Concern is spreading over the so-called "Mythos Shock" triggered by Claude Mythos, a cybersecurity-focused AI model developed by the U.S. AI company Anthropic. As AI moves beyond being a simple coding tool or a vulnerability-analysis aid and becomes an active agent in hacking attacks, calls are growing to rethink response strategies.
■ "The golden time lasts until July"
According to the IT industry on the 26th, experts are converging on the view that in the AI-versus-AI competition, it is urgent to move beyond the existing security paradigm and redesign infrastructure, while also reforming the laws and institutions needed at the government level. At a roundtable co-hosted by PwC Consulting and Democratic Party of Korea lawmaker Yoo Dong-soo on the 23rd, Sangkeun Lee, head of the Korea University AI Security Research Institute, said, "The golden time lasts until early July, when vulnerability information related to Claude Mythos is expected to be widely disclosed," adding, "The NIS should lead the effort to prepare emergency patch guidelines for operating systems, browsers and open-source software as a whole."
There were also calls for integrating the response system along with the redesign of the security framework. Professor Lee Seong-yeop of Korea University said, "Cybersecurity governance needs to be made more efficient and integrated," adding, "An attacking AI does not target each ministry separately, so it is not appropriate to divide the response."
The financial sector is especially sensitive to Mythos Shock among all industries. The reason it is particularly on edge is that financial systems have evolved over decades by stacking patches on top of old legacy code. If Mythos finds vulnerabilities in old code that humans failed to notice, the entire national infrastructure could be paralyzed.
Anthropic's recently unveiled Claude Mythos is said to deliver overwhelming performance in coding, reasoning and cybersecurity, and to be capable not only of detecting vulnerabilities but also of generating actual attack code. For just $20,000, the AI reportedly broke through defenses that countless experts had spent 27 years auditing and testing, and concerns deepened after its potential for autonomous hacking, including sandbox escapes, was confirmed. Anthropic then halted public release.

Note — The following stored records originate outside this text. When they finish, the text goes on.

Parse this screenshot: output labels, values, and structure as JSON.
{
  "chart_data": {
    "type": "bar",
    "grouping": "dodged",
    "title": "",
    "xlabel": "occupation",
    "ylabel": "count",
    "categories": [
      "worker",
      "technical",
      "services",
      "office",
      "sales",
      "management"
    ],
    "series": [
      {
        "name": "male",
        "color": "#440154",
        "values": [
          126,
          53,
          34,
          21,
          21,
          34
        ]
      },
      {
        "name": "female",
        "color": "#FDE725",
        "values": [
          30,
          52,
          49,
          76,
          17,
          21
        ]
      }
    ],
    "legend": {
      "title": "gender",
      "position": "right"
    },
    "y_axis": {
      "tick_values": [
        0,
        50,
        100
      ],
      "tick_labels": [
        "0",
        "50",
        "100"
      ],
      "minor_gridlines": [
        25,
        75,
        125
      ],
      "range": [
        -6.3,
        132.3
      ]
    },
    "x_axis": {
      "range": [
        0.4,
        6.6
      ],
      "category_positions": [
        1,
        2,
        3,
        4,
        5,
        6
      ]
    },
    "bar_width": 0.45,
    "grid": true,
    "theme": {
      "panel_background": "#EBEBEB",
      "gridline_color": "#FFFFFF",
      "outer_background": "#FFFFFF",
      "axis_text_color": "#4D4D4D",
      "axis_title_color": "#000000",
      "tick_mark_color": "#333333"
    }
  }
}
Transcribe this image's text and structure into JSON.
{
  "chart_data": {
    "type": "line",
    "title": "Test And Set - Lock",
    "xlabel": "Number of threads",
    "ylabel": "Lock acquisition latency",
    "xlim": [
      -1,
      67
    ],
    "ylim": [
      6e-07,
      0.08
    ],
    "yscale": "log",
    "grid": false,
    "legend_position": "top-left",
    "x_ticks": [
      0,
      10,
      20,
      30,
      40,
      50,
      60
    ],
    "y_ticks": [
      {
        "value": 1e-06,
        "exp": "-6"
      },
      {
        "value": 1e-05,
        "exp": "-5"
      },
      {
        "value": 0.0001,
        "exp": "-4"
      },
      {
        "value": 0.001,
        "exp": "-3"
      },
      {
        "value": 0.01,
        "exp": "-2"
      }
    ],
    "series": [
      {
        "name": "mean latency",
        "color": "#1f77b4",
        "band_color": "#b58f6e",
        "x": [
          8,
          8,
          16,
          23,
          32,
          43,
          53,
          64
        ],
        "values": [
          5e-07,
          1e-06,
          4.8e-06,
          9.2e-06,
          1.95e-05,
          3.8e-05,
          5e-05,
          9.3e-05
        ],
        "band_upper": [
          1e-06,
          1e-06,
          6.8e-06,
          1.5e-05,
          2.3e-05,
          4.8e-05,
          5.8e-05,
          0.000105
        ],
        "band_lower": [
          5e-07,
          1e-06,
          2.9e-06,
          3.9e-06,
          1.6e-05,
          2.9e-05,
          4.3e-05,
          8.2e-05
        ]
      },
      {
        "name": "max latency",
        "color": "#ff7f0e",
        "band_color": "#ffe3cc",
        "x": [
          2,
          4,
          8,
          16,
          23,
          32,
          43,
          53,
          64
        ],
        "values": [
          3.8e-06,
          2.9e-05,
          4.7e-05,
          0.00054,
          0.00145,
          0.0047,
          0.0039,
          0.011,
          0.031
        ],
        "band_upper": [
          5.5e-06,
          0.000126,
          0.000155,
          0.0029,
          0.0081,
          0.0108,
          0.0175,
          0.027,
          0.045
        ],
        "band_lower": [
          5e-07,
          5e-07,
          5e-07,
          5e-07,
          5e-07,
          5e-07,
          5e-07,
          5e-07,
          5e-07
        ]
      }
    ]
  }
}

■ "It must be included in Project Glasswing"
Anthropic is currently operating an early-access program called Project Glasswing for 40 companies and institutions, including Google LLC, Apple Inc., AWS and JPMorgan Chase, allowing limited access to Claude Mythos. However, because the information is shared only within the alliance in a closed format, there are concerns that countries or companies not invited to Project Glasswing could be excluded from the latest cybersecurity supply chain. The Korean government is also moving to respond, but with no Korean company included in Project Glasswing, it has yet to come up with a clear solution.
The government is reportedly seeking additional contact through corporate networks and diplomatic channels. Immediately after Claude Mythos was made public, the Ministry of Science and ICT urgently summoned chief information security officers from the three major telecom carriers, major platform companies, and firms in finance, manufacturing and healthcare for a series of meetings. The Office of National Security also called for a joint public-private-military response.